Another aspect of the study analyzed the number of bins needed to maximize recycling efforts and efficiency, something important to both Rubbermaid Commercial Products and WMU.
"We found that when we had six bins (per floor), trash started to accumulate in the bathrooms and classrooms, which is not good for custodians because it takes time out of their day to clean," says Turske. "It also makes Western look bad if trash is everywhere."
The team found no difference between the amount of waste captured by nine or 12 bins, determining the smaller number to be the "sweet spot" for recycling.
They also learned bins placed near entrances and exits were most effective, and that the material Rubbermaid Commercial Products uses for its bins also decreased recycling contamination.
"People wanted to interact with the RCP bins more due to the fact that they looked nicer, they seemed sleeker and were more uniform," says Turske. "They said they would actually feel bad if they didn't recycle properly."
Turske presented his findings at Newell Brands, Commercial and Consumer Solutions divisional headquarters in North Carolina.
Newell plans to use Turske's project to train its field team.
"Oftentimes, distributor partners come to us and ask us, 'My customer wants to implement a (recycling) program. What do they need?'" says Cartee. "This helps us give a more educated, data-based answer."
"It was truly a win-win all the way around," says Bob Miller, associate vice president for community outreach at WMU. "The company got some valuable data that they can use in product development and also in marketing. The University got an opportunity to save some money, but also got a product that is working, and it's adding to our sustainability."
Turske's research is prompting change on WMU's campus. He and DeBoef have been going through buildings and assessing recycle cluster placement.
"Streamlining recycle containers saves money by reducing container liners and custodial time," says DeBoef.
The University also started replacing text-based recycling prompts with signage featuring pictures, which the research showed was more effective.
"It was a great project," says DeBoef. "It brought a lot of awareness, I think, to recycling."
Miller says projects like this also demonstrate to other companies the value of the Business Technology and Research Park.

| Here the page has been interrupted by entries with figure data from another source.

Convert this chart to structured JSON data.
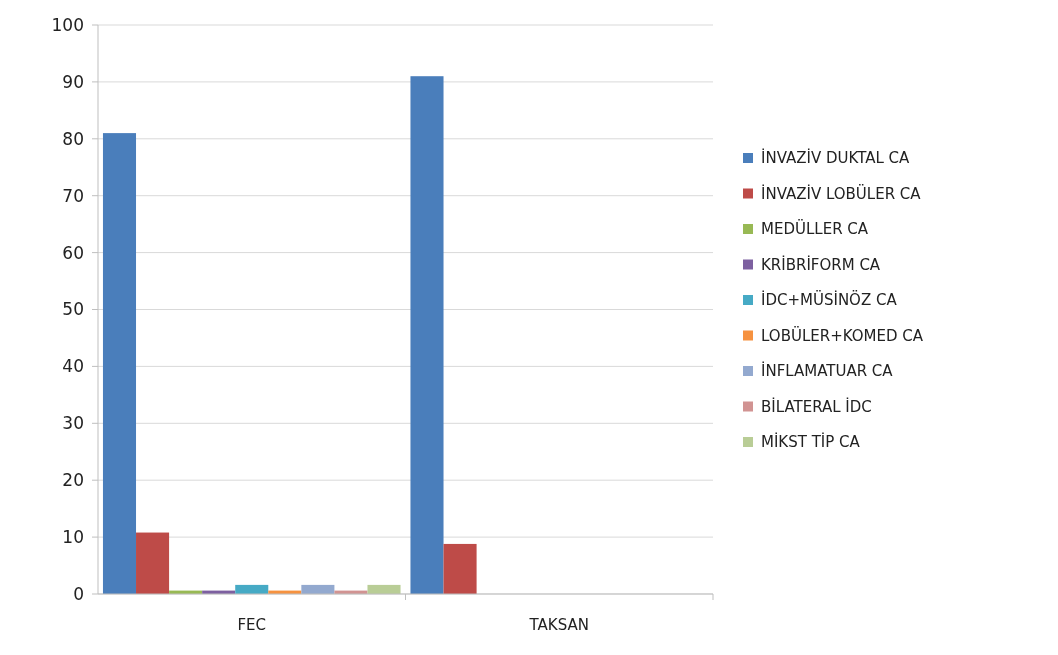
{
  "chart_data": {
    "type": "bar",
    "categories": [
      "FEC",
      "TAKSAN"
    ],
    "ylim": [
      0,
      100
    ],
    "yticks": [
      0,
      10,
      20,
      30,
      40,
      50,
      60,
      70,
      80,
      90,
      100
    ],
    "grid": "y",
    "legend": "right",
    "series": [
      {
        "name": "İNVAZİV DUKTAL CA",
        "color": "#4a7ebb",
        "values": [
          81,
          91
        ]
      },
      {
        "name": "İNVAZİV LOBÜLER CA",
        "color": "#be4b48",
        "values": [
          10.8,
          8.8
        ]
      },
      {
        "name": "MEDÜLLER CA",
        "color": "#98b954",
        "values": [
          0.6,
          0
        ]
      },
      {
        "name": "KRİBRİFORM CA",
        "color": "#7d60a0",
        "values": [
          0.6,
          0
        ]
      },
      {
        "name": "İDC+MÜSİNÖZ CA",
        "color": "#46aac5",
        "values": [
          1.6,
          0
        ]
      },
      {
        "name": "LOBÜLER+KOMED CA",
        "color": "#f69240",
        "values": [
          0.6,
          0
        ]
      },
      {
        "name": "İNFLAMATUAR CA",
        "color": "#93a9cf",
        "values": [
          1.6,
          0
        ]
      },
      {
        "name": "BİLATERAL İDC",
        "color": "#d19392",
        "values": [
          0.6,
          0
        ]
      },
      {
        "name": "MİKST TİP CA",
        "color": "#b9cd96",
        "values": [
          1.6,
          0
        ]
      }
    ]
  }
}
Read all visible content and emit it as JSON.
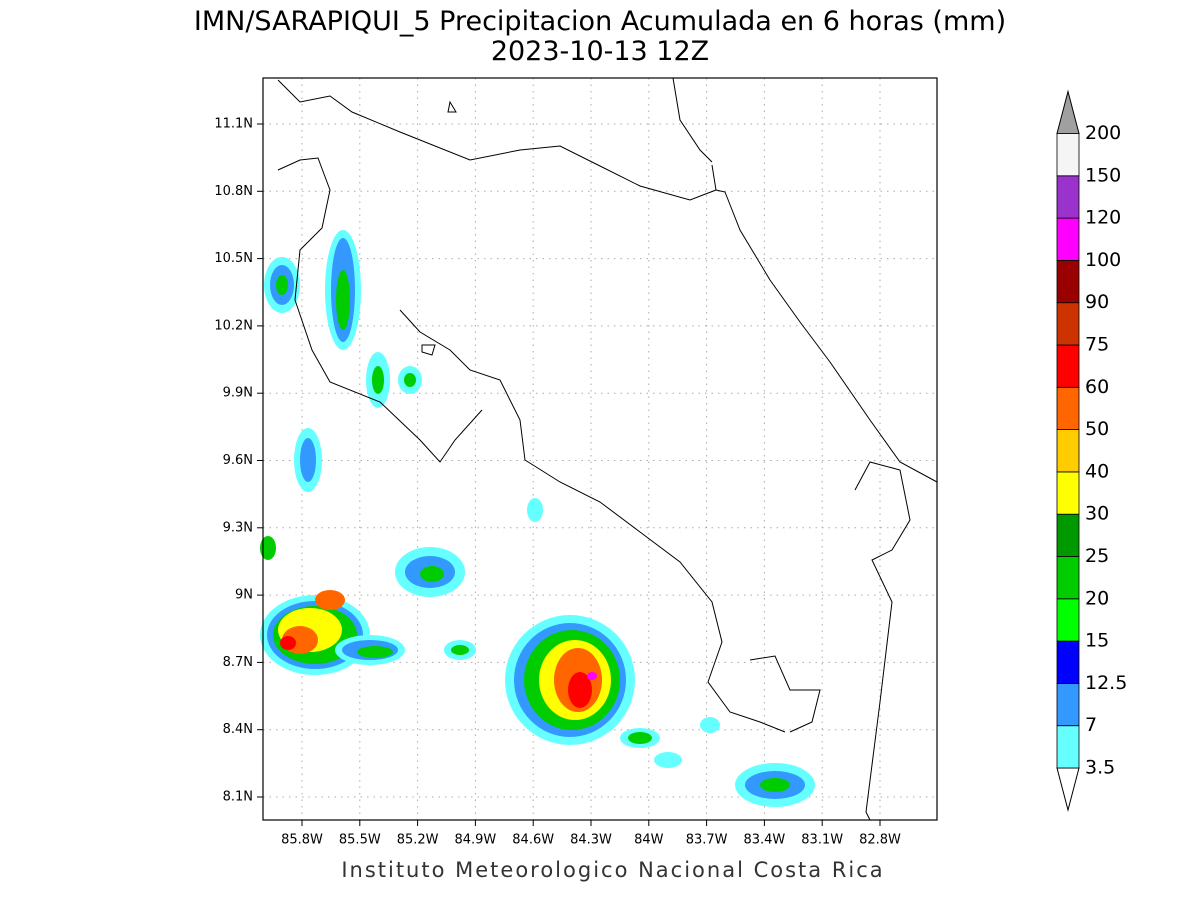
{
  "title": "IMN/SARAPIQUI_5 Precipitacion Acumulada en 6 horas (mm)",
  "subtitle": "2023-10-13 12Z",
  "x_axis_labels": [
    "85.8W",
    "85.5W",
    "85.2W",
    "84.9W",
    "84.6W",
    "84.3W",
    "84W",
    "83.7W",
    "83.4W",
    "83.1W",
    "82.8W"
  ],
  "y_axis_labels": [
    "11.1N",
    "10.8N",
    "10.5N",
    "10.2N",
    "9.9N",
    "9.6N",
    "9.3N",
    "9N",
    "8.7N",
    "8.4N",
    "8.1N"
  ],
  "colorbar": {
    "labels": [
      "3.5",
      "7",
      "12.5",
      "15",
      "20",
      "25",
      "30",
      "40",
      "50",
      "60",
      "75",
      "90",
      "100",
      "120",
      "150",
      "200"
    ],
    "colors": [
      "#66ffff",
      "#3399ff",
      "#0000ff",
      "#00ff00",
      "#00cc00",
      "#009900",
      "#ffff00",
      "#ffcc00",
      "#ff6600",
      "#ff0000",
      "#cc3300",
      "#990000",
      "#ff00ff",
      "#9933cc",
      "#f5f5f5"
    ],
    "over_color": "#a0a0a0",
    "under_color": "#ffffff"
  },
  "footer": "Instituto Meteorologico Nacional Costa Rica"
}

"It's not that this initiative is simply related to the University or that you'll have an opportunity for collaboration," says Miller. "You will be located on the campus of a major research university. That speaks to the culture of your company. You can promote that you are very interested in being cutting edge. It's huge."
It's also huge for students like Turske, who are working on landing a job after graduation.
"Being able to take a project like this…build this entire project, see it through to fruition and then present it in front of executives was a great experience that not a lot of students get to have," says Turske.